Leistungszulage

In Kürze

Eine Leistungszulage ist ein variabler Gehaltsbestandteil, der zusätzlich zur festen Grundvergütung gezahlt wird. Sie soll besondere Leistungen von Arbeitnehmern anerkennen und als Anreiz für gute Arbeit dienen.

Definition

Die Leistungszulage wird vor allem für Arbeitnehmer eingesetzt, die im Zeitlohn arbeiten — also ein festes Stunden- oder Monatsgehalt erhalten. Da der Zeitlohn selbst nicht automatisch individuelle Leistungsunterschiede abbildet, ergänzt die Leistungszulage diesen fixen Lohn um eine bewegliche, leistungsabhängige Komponente.

Grundlage für die Berechnung ist in der Regel eine Mitarbeiterbeurteilung. Dabei werden Faktoren wie Arbeitsverhalten, Einsetzbarkeit und erbrachte Leistungen bewertet und mit Punkten oder Wertigkeiten versehen. Das Ergebnis fließt dann in die Höhe der Zulage ein.

Typische Kriterien, nach denen eine Leistungszulage bemessen wird, sind unter anderem:

  • überdurchschnittlicher Arbeitseinsatz
  • eigene Fortbildung
  • besondere Belastungen
  • Kreativität
  • Mitarbeiterführung
  • Zusammenarbeit mit Kollegen
  • Umsatz- oder Gewinnergebnisse

Die Zulage kann als prozentualer Aufschlag auf die Grundvergütung oder als fester Betrag gewährt werden. Die Auszahlung ist monatlich, quartalsweise, jährlich oder projektbezogen möglich.

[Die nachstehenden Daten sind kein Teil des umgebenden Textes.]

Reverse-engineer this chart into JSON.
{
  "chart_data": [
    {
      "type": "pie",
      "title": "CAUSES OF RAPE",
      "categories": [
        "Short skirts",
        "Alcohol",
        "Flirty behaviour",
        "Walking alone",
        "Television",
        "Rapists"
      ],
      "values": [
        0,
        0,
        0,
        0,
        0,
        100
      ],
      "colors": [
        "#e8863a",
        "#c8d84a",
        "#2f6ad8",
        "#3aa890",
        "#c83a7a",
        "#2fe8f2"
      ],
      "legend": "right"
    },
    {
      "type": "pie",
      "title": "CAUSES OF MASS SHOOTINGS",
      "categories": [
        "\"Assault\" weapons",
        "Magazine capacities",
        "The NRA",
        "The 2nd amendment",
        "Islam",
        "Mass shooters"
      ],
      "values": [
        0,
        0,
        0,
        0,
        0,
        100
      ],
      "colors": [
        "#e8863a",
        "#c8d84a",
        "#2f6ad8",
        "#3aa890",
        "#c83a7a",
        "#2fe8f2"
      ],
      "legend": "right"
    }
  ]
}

Die rechtliche Grundlage für eine Leistungszulage kann sich aus verschiedenen Quellen ergeben:

  • Individueller Arbeitsvertrag
  • Tarifvertrag
  • Betriebsübung
  • §§ 77, 87 Abs. 1 Nr. 10 BetrVG — Betriebsvereinbarung mit Mitbestimmungsrecht des Betriebsrats

Wichtig: Der variable Charakter der Leistungszulage muss erhalten bleiben. Wird sie dauerhaft und unabhängig von der tatsächlichen Leistung gezahlt, kann daraus ein rechtlicher Anspruch entstehen — etwa durch Betriebsübung. Arbeitgeber sollten daher bei freiwilliger Zahlung ausdrücklich einen Freiwilligkeitsvorbehalt aussprechen, um sich die Möglichkeit zu erhalten, die Zulage bei Bedarf zu kürzen oder zu streichen.